Hi again,
On 6/8/07, Emilio Jesús Gallego Arias
I guess this is due to types like
type A a = Show a => a type B a = Show a => a
You're right. This is not valid in the standard nor GHC.
so if you do
f :: A a -> B b it should get translated to f :: (Show a => a) -> (Show b => b)
Which is not valid. I wonder if regrouping all the contexts in the left side should work:
f :: (Show a, Show b) => a -> b
Maybe it can be feasible to implement that behavior, but it clearly doesn't work like that right now. Maybe some GHC guru reading this could explain why? You can get the effect you want by using existentials to pack the constraint with the type type Discard a = forall b. Show b => a -> b -> (a, String) thus, a function f :: Discard a -> Discard b would expand to something like f :: (forall b. Show b => a -> b -> (a, String)) -> (forall c. Show c => b -> c -> (c, String))
In addition you seem to be trying to pack a dictionary with the type (something you cannot do in Haskell without existentials). This is
Why? My first guess it that there's no way to translate that to system F, but if we look at 'type' as a macro, it could make sense.

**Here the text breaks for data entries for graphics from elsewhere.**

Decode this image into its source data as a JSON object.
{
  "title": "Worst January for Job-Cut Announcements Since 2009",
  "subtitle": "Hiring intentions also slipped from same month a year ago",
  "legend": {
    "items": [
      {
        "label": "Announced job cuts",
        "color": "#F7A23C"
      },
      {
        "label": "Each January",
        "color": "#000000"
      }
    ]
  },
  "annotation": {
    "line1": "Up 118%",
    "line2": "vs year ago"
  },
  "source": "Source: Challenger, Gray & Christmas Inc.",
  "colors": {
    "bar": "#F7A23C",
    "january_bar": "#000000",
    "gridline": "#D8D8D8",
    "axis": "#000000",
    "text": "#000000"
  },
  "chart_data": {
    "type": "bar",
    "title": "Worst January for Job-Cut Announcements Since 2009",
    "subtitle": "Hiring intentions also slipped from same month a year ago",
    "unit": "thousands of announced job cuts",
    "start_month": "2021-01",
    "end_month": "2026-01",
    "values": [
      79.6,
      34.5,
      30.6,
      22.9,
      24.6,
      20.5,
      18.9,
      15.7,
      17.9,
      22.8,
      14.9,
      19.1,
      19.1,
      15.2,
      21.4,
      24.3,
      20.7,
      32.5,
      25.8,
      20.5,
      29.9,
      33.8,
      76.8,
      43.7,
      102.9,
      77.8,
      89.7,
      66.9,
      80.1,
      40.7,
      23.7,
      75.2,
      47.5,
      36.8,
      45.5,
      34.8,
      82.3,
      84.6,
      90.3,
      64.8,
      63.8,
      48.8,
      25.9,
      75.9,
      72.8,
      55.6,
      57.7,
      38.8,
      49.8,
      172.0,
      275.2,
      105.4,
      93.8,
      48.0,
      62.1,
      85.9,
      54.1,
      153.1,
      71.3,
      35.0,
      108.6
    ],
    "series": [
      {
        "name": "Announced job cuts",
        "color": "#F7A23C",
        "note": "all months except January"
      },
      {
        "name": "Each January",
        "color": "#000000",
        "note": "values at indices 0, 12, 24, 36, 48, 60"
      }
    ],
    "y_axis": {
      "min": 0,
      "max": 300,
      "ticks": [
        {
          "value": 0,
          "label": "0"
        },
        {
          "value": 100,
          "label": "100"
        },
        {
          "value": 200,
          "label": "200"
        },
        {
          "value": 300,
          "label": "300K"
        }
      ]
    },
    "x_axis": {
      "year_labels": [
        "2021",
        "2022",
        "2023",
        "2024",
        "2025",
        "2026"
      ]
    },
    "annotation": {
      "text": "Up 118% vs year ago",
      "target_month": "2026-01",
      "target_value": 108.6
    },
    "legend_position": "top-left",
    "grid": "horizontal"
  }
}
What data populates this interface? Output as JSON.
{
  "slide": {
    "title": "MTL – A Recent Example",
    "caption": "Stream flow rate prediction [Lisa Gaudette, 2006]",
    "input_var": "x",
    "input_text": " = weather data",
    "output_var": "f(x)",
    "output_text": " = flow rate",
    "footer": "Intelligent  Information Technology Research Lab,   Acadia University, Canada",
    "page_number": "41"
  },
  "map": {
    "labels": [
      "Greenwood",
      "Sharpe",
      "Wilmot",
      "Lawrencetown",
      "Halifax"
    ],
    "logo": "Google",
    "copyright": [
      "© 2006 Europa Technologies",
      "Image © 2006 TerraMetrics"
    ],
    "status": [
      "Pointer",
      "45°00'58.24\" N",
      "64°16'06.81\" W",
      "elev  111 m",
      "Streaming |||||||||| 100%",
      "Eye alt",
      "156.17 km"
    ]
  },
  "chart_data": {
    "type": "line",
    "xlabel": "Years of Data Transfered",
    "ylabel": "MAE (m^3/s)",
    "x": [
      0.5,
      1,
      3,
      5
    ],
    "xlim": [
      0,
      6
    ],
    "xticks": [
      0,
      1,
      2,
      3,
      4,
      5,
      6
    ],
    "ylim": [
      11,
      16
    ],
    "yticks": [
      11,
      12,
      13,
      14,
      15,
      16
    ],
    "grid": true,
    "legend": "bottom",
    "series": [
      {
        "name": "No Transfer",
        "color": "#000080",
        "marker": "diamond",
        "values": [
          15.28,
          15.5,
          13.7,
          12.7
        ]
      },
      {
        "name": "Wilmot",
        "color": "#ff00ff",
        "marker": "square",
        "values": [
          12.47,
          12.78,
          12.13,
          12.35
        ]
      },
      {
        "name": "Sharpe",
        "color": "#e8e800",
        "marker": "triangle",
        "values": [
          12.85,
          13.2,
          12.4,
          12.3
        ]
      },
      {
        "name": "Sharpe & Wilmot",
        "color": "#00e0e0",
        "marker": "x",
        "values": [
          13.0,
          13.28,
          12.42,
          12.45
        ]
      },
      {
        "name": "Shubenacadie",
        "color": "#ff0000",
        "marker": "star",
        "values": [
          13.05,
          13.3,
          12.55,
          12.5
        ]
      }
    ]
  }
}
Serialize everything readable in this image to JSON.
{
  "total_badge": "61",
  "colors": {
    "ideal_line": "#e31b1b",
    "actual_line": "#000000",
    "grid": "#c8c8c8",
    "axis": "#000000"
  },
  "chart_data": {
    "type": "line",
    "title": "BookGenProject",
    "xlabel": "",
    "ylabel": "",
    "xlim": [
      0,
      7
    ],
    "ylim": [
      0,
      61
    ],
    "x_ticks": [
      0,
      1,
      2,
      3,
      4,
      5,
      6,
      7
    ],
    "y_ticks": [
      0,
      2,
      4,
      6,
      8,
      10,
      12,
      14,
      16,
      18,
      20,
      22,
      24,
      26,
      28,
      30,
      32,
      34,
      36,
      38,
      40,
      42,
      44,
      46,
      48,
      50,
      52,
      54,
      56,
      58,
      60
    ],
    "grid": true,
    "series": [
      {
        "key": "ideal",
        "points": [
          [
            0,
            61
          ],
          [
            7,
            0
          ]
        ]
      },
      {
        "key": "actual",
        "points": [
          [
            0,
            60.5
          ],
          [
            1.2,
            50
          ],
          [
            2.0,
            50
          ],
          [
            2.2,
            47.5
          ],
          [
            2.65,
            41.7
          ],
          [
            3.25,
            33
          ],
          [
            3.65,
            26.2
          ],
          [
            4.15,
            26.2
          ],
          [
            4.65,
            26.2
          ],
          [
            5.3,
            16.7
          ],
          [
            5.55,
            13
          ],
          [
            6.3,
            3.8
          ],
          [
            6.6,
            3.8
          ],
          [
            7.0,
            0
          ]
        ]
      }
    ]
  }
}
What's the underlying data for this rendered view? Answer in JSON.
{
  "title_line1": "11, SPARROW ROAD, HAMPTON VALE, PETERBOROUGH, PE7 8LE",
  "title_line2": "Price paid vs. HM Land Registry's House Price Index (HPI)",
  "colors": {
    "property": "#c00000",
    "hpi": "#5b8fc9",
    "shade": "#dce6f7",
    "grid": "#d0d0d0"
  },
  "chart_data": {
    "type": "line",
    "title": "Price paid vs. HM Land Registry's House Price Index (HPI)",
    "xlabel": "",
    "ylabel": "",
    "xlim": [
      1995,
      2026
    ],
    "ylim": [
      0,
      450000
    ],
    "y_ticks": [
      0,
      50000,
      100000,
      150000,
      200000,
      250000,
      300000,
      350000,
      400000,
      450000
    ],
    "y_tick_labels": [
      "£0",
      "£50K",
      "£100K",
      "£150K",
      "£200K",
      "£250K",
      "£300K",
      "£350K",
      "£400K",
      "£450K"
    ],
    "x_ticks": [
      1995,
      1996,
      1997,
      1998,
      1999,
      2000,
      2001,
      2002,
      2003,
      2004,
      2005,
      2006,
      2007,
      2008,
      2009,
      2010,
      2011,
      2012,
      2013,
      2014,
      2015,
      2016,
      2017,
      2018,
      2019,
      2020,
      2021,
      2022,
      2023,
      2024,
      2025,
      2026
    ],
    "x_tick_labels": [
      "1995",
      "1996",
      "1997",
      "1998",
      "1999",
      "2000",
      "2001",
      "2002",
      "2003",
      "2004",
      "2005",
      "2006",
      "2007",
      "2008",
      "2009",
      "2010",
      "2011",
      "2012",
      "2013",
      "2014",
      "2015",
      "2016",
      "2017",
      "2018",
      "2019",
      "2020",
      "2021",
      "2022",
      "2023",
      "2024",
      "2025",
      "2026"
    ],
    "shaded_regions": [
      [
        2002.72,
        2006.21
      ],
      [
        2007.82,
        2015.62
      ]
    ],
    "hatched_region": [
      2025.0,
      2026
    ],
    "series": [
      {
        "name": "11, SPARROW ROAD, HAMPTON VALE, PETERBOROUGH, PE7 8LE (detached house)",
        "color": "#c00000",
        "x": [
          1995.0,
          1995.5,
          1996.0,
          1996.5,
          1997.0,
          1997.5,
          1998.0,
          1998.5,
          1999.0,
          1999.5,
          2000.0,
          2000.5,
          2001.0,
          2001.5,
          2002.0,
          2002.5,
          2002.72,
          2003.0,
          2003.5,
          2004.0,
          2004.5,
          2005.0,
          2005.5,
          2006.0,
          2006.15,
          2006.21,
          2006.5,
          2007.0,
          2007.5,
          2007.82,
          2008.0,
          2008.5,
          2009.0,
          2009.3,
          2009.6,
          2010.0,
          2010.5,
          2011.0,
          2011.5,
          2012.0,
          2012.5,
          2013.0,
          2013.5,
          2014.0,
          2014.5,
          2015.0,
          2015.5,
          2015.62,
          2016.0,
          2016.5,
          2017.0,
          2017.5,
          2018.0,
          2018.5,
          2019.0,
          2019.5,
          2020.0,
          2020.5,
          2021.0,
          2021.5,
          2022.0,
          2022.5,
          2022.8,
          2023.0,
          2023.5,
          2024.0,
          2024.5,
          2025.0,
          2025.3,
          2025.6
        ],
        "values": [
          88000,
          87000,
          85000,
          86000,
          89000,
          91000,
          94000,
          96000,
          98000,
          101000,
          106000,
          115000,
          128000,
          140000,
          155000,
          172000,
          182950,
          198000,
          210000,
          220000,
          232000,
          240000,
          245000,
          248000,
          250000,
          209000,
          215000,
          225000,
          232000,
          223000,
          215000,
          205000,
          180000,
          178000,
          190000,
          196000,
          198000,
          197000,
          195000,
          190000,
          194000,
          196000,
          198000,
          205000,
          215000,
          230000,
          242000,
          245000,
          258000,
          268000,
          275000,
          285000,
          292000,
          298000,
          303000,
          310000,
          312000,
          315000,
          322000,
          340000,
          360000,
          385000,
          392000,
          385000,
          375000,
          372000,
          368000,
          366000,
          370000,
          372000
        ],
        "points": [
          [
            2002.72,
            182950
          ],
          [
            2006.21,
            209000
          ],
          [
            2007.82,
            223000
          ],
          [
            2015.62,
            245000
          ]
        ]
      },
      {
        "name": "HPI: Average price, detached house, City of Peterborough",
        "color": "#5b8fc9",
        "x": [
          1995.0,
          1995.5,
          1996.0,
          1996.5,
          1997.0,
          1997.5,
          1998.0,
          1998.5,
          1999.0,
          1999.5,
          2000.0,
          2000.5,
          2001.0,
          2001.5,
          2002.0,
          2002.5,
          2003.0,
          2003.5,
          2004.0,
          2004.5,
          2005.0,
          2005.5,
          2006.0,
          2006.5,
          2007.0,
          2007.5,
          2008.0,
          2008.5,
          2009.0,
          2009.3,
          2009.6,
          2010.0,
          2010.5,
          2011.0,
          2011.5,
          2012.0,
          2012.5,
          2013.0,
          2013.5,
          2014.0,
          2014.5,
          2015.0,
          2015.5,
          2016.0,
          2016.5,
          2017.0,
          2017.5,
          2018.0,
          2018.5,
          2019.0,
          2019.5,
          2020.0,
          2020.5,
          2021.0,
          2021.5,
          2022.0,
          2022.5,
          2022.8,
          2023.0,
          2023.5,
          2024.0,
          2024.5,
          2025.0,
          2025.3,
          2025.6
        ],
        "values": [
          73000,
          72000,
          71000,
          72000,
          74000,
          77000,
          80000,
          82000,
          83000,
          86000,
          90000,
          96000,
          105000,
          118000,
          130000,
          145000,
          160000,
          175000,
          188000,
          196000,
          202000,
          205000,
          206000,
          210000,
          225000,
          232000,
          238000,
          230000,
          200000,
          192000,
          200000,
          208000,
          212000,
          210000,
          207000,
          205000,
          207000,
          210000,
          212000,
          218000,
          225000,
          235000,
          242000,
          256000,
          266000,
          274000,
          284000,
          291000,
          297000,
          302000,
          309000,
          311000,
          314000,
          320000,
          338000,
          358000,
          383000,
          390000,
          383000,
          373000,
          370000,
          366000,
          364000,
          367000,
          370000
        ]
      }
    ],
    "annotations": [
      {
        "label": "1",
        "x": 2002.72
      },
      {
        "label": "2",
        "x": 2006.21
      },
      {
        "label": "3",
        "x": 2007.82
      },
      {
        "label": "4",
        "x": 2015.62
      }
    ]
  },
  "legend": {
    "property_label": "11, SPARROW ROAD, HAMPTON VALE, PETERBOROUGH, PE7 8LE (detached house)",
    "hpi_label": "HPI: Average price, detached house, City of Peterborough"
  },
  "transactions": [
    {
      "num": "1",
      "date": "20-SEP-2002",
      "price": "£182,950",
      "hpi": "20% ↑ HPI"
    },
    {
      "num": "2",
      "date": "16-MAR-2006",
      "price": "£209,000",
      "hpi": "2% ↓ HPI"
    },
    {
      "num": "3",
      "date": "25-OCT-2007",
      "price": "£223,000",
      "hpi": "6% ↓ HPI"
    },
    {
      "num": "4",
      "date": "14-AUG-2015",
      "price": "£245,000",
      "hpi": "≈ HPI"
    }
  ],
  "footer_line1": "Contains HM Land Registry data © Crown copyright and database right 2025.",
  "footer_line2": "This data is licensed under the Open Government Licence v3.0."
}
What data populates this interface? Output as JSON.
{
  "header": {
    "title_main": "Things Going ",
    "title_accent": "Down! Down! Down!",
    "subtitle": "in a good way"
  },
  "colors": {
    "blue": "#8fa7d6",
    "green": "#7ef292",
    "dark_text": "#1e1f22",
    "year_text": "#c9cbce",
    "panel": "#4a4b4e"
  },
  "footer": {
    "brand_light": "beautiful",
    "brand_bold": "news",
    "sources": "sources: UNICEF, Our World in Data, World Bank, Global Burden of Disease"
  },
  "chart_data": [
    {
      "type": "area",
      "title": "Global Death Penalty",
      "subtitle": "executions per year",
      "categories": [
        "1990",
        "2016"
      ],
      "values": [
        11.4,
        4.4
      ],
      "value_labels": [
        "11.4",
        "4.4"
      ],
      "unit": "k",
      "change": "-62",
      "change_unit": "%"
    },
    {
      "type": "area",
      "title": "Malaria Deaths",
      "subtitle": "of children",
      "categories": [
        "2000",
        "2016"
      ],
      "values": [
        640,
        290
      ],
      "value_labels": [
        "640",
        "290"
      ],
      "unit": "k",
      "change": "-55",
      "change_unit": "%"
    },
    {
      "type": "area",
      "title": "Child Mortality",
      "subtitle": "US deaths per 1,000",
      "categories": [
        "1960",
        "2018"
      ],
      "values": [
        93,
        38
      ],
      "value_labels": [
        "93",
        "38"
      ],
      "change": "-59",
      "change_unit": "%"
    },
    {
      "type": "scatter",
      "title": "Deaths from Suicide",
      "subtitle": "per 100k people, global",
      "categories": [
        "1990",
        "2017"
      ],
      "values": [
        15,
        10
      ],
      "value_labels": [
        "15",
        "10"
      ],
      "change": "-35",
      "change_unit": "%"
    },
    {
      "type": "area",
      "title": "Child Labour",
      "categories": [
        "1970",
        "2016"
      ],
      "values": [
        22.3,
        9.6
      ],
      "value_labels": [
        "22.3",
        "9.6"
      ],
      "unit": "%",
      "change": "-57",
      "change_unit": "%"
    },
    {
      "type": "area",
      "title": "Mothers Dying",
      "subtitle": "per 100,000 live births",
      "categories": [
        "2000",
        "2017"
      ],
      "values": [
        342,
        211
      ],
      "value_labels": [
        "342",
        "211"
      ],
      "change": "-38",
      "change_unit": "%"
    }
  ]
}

No idea, but that's how it works (I've been hitting myself against the wall to solve similar problems and existentials seem the only way to go).
just a guess, but it seems that a definition using existentials is what you're looking for.
data FSet a = forall a. Show a => FSet (a -> Double)
That would be
data FSet = forall a. Show a => FSet (a -> Double)
not?
Yep, you're right. a is alredy universally quantified in the RHS. This is probably what you're looking for: type FSet a = forall a. Show a => FSet (a -> Double)
I'm not looking yet for existential types, as then my functions will have to hold for every a, which turns out to be very inconvenient.
hold?
The reason I don't want to use data, which works ok, is because I'd like to use FSet as a function, but not to write the type constraint in every function using as it is now.
I know, it can be a pain to have to carry the type class constraints everywhere. Maybe the type redefinition using existentials I wrote above can help. Otherwise I guess you'll have to cope with writting the constraint in every function signature.